The FDA, this morning, issued a press release for a consent decree issued against Medistat by a U.S. District Judge (see attached article for details).

What is a consent decree and what actions cause one to be issued?
A consent decree is requested by the FDA and issued by a Federal Judge against a company that has had numerous, unresolved violations against U.S. regulations for medical device or pharmaceutical manufacturing. Typically this process starts years before with a series of FDA Form 483 (Notice of Inspection) findings issued against a company that are not resolved to the FDA’s satisfaction. After a few rounds of unresolved issues, the FDA typically next issues a Warning Letter. This Warning Letter typically contains all of the information found during inspections (from the From 483 findings) and the reasons that the proposed manufacturer’s resolutions (if any) were unsatisfactory. The FDA may then go through a couple of rounds of Warning Letters with the offending manufacturer. Once the FDA’s patience has been exhausted, they request the issuance of Consent Decrees to manufacturers. There is no “magic” number of violations that can lead to this course. This is up to the FDA inspector responsible for the manufacturer.

What happens when a consent decree is issued?
The biggest fear is that a consent decree means that the manufacturer must close their doors. This is absolutely not true. What a consent decree outlines is the conditions that the manufacturer must meet before they can continue marketing their product. In order to ensure that these conditions are met, the FDA oversees all operations. The company can continue to operate (internally) as before, but must modify their internal practices to remediate all of the identified areas of deficiency. They must gather proof (evidence—e.g., Quality Records) that they have manufactured product according to all the restrictions placed on them by the FDA and adhered to the restrictions 100%. Once the FDA approves their “proof,” the company may then market their approved products to the U.S.

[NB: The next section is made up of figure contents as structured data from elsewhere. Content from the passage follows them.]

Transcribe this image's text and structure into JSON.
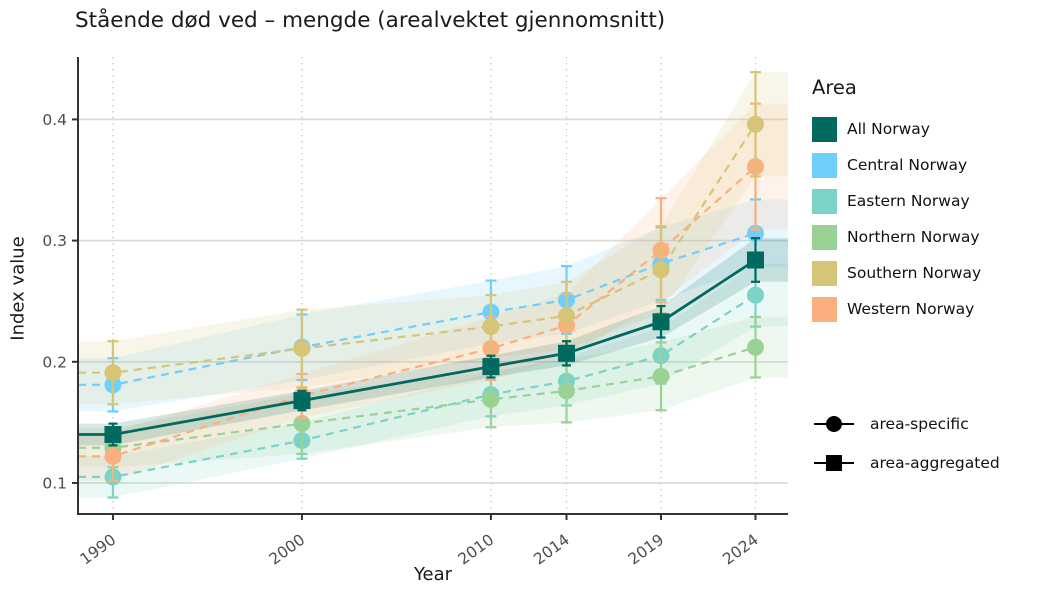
{
  "chart_data": {
    "type": "line",
    "title": "Stående død ved – mengde (arealvektet gjennomsnitt)",
    "xlabel": "Year",
    "ylabel": "Index value",
    "x": [
      1990,
      2000,
      2010,
      2014,
      2019,
      2024
    ],
    "x_tick_labels": [
      "1990",
      "2000",
      "2010",
      "2014",
      "2019",
      "2024"
    ],
    "y_ticks": [
      0.1,
      0.2,
      0.3,
      0.4
    ],
    "y_tick_labels": [
      "0.1",
      "0.2",
      "0.3",
      "0.4"
    ],
    "xlim": [
      1988.15,
      2025.72
    ],
    "ylim": [
      0.0744,
      0.4515
    ],
    "grid": {
      "horizontal": "solid",
      "vertical": "dotted"
    },
    "legend_title": "Area",
    "legend_position": "right",
    "marker_legend": [
      {
        "label": "area-specific",
        "marker": "circle"
      },
      {
        "label": "area-aggregated",
        "marker": "square"
      }
    ],
    "series": [
      {
        "name": "All Norway",
        "color": "#006960",
        "marker": "square",
        "line": "solid",
        "values": [
          0.14,
          0.168,
          0.196,
          0.207,
          0.233,
          0.284
        ],
        "err": [
          0.009,
          0.008,
          0.009,
          0.01,
          0.013,
          0.018
        ]
      },
      {
        "name": "Central Norway",
        "color": "#70CFFA",
        "marker": "circle",
        "line": "dashed",
        "values": [
          0.181,
          0.212,
          0.241,
          0.251,
          0.281,
          0.306
        ],
        "err": [
          0.022,
          0.027,
          0.026,
          0.028,
          0.03,
          0.028
        ]
      },
      {
        "name": "Eastern Norway",
        "color": "#7BD3C8",
        "marker": "circle",
        "line": "dashed",
        "values": [
          0.105,
          0.135,
          0.173,
          0.184,
          0.205,
          0.255
        ],
        "err": [
          0.017,
          0.015,
          0.018,
          0.02,
          0.023,
          0.026
        ]
      },
      {
        "name": "Northern Norway",
        "color": "#99D294",
        "marker": "circle",
        "line": "dashed",
        "values": [
          0.129,
          0.149,
          0.169,
          0.176,
          0.188,
          0.212
        ],
        "err": [
          0.016,
          0.025,
          0.023,
          0.026,
          0.028,
          0.025
        ]
      },
      {
        "name": "Southern Norway",
        "color": "#D6C577",
        "marker": "circle",
        "line": "dashed",
        "values": [
          0.191,
          0.211,
          0.229,
          0.238,
          0.276,
          0.396
        ],
        "err": [
          0.026,
          0.032,
          0.026,
          0.028,
          0.036,
          0.043
        ]
      },
      {
        "name": "Western Norway",
        "color": "#FCAF7E",
        "marker": "circle",
        "line": "dashed",
        "values": [
          0.122,
          0.172,
          0.211,
          0.23,
          0.292,
          0.361
        ],
        "err": [
          0.02,
          0.018,
          0.026,
          0.026,
          0.043,
          0.052
        ]
      }
    ],
    "draw_order": [
      1,
      2,
      3,
      5,
      4,
      0
    ],
    "colors": {
      "axis": "#333333",
      "tick_text": "#4d4d4d",
      "grid_h": "#d9d9d9",
      "grid_v": "#c9c9c9",
      "legend_marker": "#000000",
      "ribbon_opacity": 0.16
    }
  }
}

How can Neozene help these situations?
Neozene, as experts on the FDA’s Quality, Regulatory, and Manufacturing regulations can help provide oversight to companies against whom a consent decree has been issued to interpret, implement, and follow the FDA’s restrictions to the letter that can then go on to help the company amass evidence which leads to their ability to continue to market their products in the U.S.

Other notes:
Consent decrees are only issued by the U.S. FDA and, therefore, only impact U.S. marketing efforts. All products marketed in other countries may still be sold as previous with one big caveat; most countries require that the manufacturer report that a consent decree has been issued against their products and these countries (e.g., Japan, Brazil, and Canada), may similarly apply restrictions against the manufacturer until the consent decree has been lifted.

Consent decrees, although they are “permanent” in nature, are not truly permanent. Once the manufacturer has shown consistent efforts toward compliance, the FDA may go back to a Judge to request that the consent decree be lifted. This is not automatic after a number of years, it is when the particular overseeing FDA Officer decides that the company is 100% compliant with all restrictions and no longer requires oversight. Typically, for companies against whom consent decrees have been issued, this can take anywhere from 5 to 10 years (and sometimes longer).